Si tratta di ambienti in cui non è facile testimoniare e
annunciare il Vangelo e dove chi crede è deriso, osteggiato, disprezzato, o al
massimo sopportato e compatito. Eppure, proprio per questo, sono luoghi in cui
urge la missione, perché la mancanza di fede porta spesso con sé drammi quali
la perdita del senso della vita, l’oblio della misericordia, la violazione
della dignità della persona nelle sue forme più drammatiche, la crisi della
famiglia e tante altre ferite di cui la nostra società soffre e non poco.
Anche oggi non mancano poi i contesti in cui Gesù, pur
apprezzato come uomo, è ridotto solamente a una specie di leader carismatico o
di superuomo, e ciò non solo tra i non credenti, ma anche tra molti battezzati,
che finiscono così col vivere, a questo livello, in un ateismo di fatto.
Questo è il mondo che ci è affidato, nel quale, come tante
volte ci ha insegnato papa Francesco, siamo chiamati a testimoniare la fede
gioiosa in Cristo Salvatore
Questo è il mondo che ci è affidato, nel quale, come tante
volte ci ha insegnato papa Francesco, siamo chiamati a testimoniare la fede
gioiosa in Cristo Salvatore. Perciò, anche per noi, è essenziale ripetere: «Tu
sei il Cristo, il Figlio del Dio vivente» (Mt 16,16).
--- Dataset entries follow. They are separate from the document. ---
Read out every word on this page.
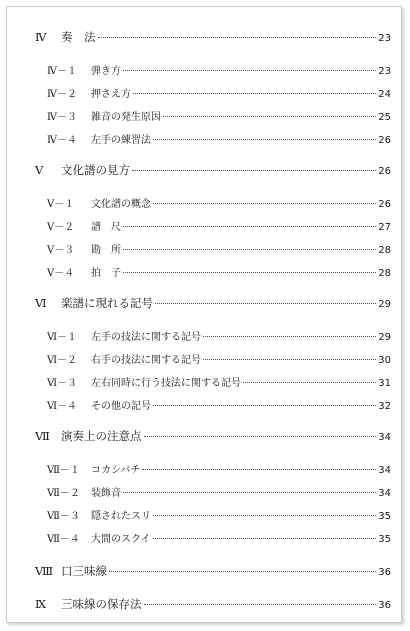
Ⅳ	奏　法	23
Ⅳ－１	弾き方	23
Ⅳ－２	押さえ方	24
Ⅳ－３	雑音の発生原因	25
Ⅳ－４	左手の練習法	26
Ⅴ	文化譜の見方	26
Ⅴ－１	文化譜の概念	26
Ⅴ－２	譜　尺	27
Ⅴ－３	勘　所	28
Ⅴ－４	拍　子	28
Ⅵ	楽譜に現れる記号	29
Ⅵ－１	左手の技法に関する記号	29
Ⅵ－２	右手の技法に関する記号	30
Ⅵ－３	左右同時に行う技法に関する記号	31
Ⅵ－４	その他の記号	32
Ⅶ 演奏上の注意点	34
Ⅶ－１	コカシバチ	34
Ⅶ－２	装飾音	34
Ⅶ－３	隠されたスリ	35
Ⅶ－４	大間のスクイ	35
Ⅷ 口三味線	36
Ⅸ	三味線の保存法	36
È essenziale farlo prima di tutto nel nostro rapporto
personale con Lui, nell’impegno di un quotidiano cammino di conversione. Ma poi
anche, come Chiesa, vivendo insieme la nostra appartenenza al Signore e
portandone a tutti la Buona Notizia (cfr Conc. Vat. II, Cost. Dogm. Lumen
gentium, 1).
Dico questo prima di tutto per me, come Successore di
Pietro, mentre inizio questa mia missione di Vescovo della Chiesa che è in
Roma, chiamata a presiedere nella carità la Chiesa universale, secondo la
celebre espressione di Sant’Ignazio di Antiochia (cfr Lettera ai Romani,
Saluto). Egli, condotto in catene verso questa città, luogo del suo imminente
sacrificio, scriveva ai cristiani che vi si trovavano: «Allora sarò veramente
discepolo di Gesù Cristo, quando il mondo non vedrà il mio corpo» (Lettera ai
Romani, IV, 1). Si riferiva all’essere divorato dalle belve nel circo – e così
avvenne –, ma le sue parole richiamano in senso più generale un impegno
irrinunciabile per chiunque nella Chiesa eserciti un ministero di autorità:
sparire perché rimanga Cristo, farsi piccolo perché Lui sia conosciuto e
glorificato (cfr Gv 3,30), spendersi fino in fondo perché a nessuno manchi
l’opportunità di conoscerlo e amarlo.
Dio mi dia questa grazia, oggi e sempre, con l’aiuto della
tenerissima intercessione di Maria Madre della Chiesa.